Thinking of leaving your financial planner? Breaking up is not hard to do.
If you’re thinking of changing financial planners, you’re not alone. A 2015 survey of Australian financial planners conducted by Business Health showed that 23% of existing clients become disengaged in less than three years; 35% of clients take somewhere between three and seven years to feel the same way; and after seven years, a whopping 42% of clients want a change.
Despite a relatively high degree of client turnover, there’s little hard data on the main reasons why people decide to leave their financial planner, though poor communication, high fees and underperformance seem to be three key factors that influence a decision to try someone new.
CHRISTINE AND ROBERT’S STORY
Two of those reasons – poor communication and high fees – were more than enough for Christine Brown and her husband Robert to leave their financial planner. They were loyal clients, having been with their adviser for ten years. But over that time, their initially good relationship had soured.
TAKEN FOR GRANTED
“We’ve always run small businesses and have always been hands on, and we like to work with people like that,” Christine says.
“I wasn’t happy with our former financial planner, because I thought they’d become a bit complacent. The person we first engaged and had the relationship with palmed us off on to someone else and was suddenly too busy for us.
“The communication was not to our liking. And the fees were astronomical.
“I was pretty dark on them for three to five years and suggested we look for someone else. Robert felt some loyalty and thought it would be too hard to change. We were busy, so we left it.”
COMMUNICATION AND TRUST
One of the most common complaints people make about their financial adviser is that they don’t listen.
“We considered our former adviser a friend,” Christine says, remembering how frustrated she and her husband became with the company.
“We gave him plenty of hints along the way about how he was not involved the way they wanted him to be, and that he’d lose us because of poor communication. He wasn’t listening.”
AN OPPORTUNITY TO CHANGE FINANCIAL ADVISERS
Last year, Christine’s husband Robert bumped into Nick Lloyd of ITL FP at a business event. Not long after that, they went for a no-obligation chat with Nick and his fellow financial planner Shereen Churchill.
“They were so down to earth, we liked them straight away,” Christine says. “They are a small business; they felt grounded. They were real people, not people in suits.”
BREAKING UP WITH YOUR FINANCIAL PLANNER IS NOT HARD TO DO
Once Robert and Christine made the decision to change financial planners, the transition process got underway.

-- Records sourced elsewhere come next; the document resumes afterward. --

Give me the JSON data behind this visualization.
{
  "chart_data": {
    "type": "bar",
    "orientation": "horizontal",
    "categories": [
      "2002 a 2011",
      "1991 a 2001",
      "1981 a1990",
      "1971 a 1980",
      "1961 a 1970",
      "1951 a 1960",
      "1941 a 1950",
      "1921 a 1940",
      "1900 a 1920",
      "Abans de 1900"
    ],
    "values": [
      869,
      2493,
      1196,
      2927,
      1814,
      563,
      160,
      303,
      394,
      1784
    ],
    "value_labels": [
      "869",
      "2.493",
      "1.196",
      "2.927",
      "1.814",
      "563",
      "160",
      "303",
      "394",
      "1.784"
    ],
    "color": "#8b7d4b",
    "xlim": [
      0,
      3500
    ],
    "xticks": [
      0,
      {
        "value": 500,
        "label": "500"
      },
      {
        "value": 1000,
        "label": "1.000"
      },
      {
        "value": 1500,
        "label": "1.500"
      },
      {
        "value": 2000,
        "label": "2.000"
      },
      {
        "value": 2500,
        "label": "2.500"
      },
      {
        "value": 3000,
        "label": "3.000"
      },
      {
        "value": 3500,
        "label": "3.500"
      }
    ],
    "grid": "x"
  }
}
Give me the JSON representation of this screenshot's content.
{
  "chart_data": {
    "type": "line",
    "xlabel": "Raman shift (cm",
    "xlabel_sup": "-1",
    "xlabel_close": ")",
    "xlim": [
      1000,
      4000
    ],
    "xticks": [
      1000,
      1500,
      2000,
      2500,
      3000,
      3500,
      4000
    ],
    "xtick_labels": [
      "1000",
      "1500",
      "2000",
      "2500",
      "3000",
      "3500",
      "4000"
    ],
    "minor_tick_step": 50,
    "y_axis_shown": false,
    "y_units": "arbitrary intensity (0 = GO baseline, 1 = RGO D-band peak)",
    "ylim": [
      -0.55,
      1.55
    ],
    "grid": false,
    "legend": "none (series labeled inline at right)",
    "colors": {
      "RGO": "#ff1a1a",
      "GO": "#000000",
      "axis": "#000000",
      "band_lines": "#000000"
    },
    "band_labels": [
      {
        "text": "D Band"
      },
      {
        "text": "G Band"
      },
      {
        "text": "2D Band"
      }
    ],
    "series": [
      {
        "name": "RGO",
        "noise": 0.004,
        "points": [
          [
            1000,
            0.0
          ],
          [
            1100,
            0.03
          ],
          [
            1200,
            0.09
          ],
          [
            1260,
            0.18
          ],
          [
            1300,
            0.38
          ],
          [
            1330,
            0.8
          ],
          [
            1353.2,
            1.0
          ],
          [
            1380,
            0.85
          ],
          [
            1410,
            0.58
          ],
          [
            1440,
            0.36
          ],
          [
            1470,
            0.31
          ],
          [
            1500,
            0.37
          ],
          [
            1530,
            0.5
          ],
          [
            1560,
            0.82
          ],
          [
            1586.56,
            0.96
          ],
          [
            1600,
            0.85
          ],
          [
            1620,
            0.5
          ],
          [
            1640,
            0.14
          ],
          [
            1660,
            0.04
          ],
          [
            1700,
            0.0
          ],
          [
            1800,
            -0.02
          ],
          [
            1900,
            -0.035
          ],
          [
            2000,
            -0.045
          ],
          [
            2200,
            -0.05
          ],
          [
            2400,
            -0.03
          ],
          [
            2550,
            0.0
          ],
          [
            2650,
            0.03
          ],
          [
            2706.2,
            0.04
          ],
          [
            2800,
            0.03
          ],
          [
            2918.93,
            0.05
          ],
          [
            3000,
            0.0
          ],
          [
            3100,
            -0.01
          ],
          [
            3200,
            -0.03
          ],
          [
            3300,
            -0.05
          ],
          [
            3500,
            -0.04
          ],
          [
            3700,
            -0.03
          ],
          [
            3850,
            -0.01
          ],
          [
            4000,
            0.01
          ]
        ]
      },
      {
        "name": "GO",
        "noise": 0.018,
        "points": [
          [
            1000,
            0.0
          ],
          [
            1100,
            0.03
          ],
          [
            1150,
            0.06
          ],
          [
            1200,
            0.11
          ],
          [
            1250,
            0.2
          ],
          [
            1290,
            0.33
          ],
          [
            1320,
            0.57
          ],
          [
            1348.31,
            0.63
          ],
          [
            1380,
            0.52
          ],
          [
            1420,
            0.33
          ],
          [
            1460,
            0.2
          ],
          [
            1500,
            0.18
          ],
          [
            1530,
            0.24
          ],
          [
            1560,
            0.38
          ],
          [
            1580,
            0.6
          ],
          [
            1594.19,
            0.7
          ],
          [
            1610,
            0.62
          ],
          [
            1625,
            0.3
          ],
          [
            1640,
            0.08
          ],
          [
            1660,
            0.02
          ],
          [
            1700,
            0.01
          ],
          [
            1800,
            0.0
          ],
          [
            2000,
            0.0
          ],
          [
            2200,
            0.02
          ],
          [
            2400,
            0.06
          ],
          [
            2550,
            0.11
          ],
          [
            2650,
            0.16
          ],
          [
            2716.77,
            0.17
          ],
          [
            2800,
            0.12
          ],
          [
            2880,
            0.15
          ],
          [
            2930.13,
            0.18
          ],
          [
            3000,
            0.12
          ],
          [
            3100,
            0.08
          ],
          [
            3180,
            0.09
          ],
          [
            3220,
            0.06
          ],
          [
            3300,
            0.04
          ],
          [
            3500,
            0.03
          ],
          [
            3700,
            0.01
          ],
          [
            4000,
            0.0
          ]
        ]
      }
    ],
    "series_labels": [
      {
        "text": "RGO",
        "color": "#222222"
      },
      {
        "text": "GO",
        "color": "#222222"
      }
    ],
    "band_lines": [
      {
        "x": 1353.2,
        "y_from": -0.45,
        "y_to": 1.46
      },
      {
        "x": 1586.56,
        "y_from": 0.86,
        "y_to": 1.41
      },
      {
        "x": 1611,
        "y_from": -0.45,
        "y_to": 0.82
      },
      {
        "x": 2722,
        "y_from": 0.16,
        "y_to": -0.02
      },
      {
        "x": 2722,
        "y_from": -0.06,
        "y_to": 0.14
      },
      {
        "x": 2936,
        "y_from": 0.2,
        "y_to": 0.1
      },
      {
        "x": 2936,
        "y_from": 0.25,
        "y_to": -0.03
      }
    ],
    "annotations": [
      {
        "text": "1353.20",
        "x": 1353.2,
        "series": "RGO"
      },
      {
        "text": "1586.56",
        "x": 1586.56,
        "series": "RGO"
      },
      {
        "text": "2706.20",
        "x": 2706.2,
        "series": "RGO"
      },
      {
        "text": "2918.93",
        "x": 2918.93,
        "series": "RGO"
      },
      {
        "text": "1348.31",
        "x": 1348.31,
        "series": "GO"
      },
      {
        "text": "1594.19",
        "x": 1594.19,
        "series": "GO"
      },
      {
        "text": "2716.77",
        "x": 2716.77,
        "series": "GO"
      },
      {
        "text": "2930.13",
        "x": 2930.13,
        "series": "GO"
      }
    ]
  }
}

Many couples baulk at the prospect of a series of complicated steps, imagining an enormous hassle of having to change accounts, unmake existing arrangements, then make new ones, and perhaps have to learn to use a new website or wealth-management platform. But Robert and Christine’s experience was the complete opposite.
“Honest to goodness, it couldn’t have been easier,” Christine said. “It was like handing the baton over and letting them run with it.
“Nick and Shereen were so attentive. They literally took away all the pain we anticipated from it. They gave us clear instructions as to what we had to do. It was pretty straightforward to fill out forms and share confidential information.
“After a few weeks we went back into the office. Nick and Shereen put aside two hours and went through what their recommendations were, their strategic plan for us, and recommendations for the future and where they thought we should invest.
“And the fees halved overnight.”
The 2014 Future of Financial Advice (FOFA) legislation requires advice providers to renew their clients’ agreement to ongoing fees every two years. But sticking to the letter of the law is the bare minimum of client communication. Making client communication a priority – whether it’s about fees or portfolio or changing life circumstances – reflects the culture of the business.
“Nick and Shereen are communicating with us all the time,” Christine said. “For example when the budget came out, by the end of the day we had an email from them with recommendations as to what we needed to do,” Christine said.
“We’re not the easiest clients because our portfolios are complicated and we often act spontaneously. Nick and Shereen are so responsive and can handle our last-minute requests for advice. The other crowd was taking up to two weeks to get back to us.”
NORTHERN BEACHES LOCATION HANDY BUT NOT CRITICAL
ITL FP’s Belrose location suits Christine and Robert, who live on the Northern Beaches, but it wasn’t a factor in their decision to become a client of the firm.
“We needed to find someone we trusted because it’s our livelihood they’re looking after,” Christine said. “We were looking for the relationship. It didn’t matter about location.”
SAILING TOWARD THE HORIZON
Now in their fifties, Christine and Robert enjoy sailing with their two teenage children when they’re not working on their business interests.
While it’s still many years before they’ll think about retiring, Christine dreams about travelling when she has time to spare.
“The top of my bucket list is go to Tuscany and just ignore the world for a month and paint and cook.”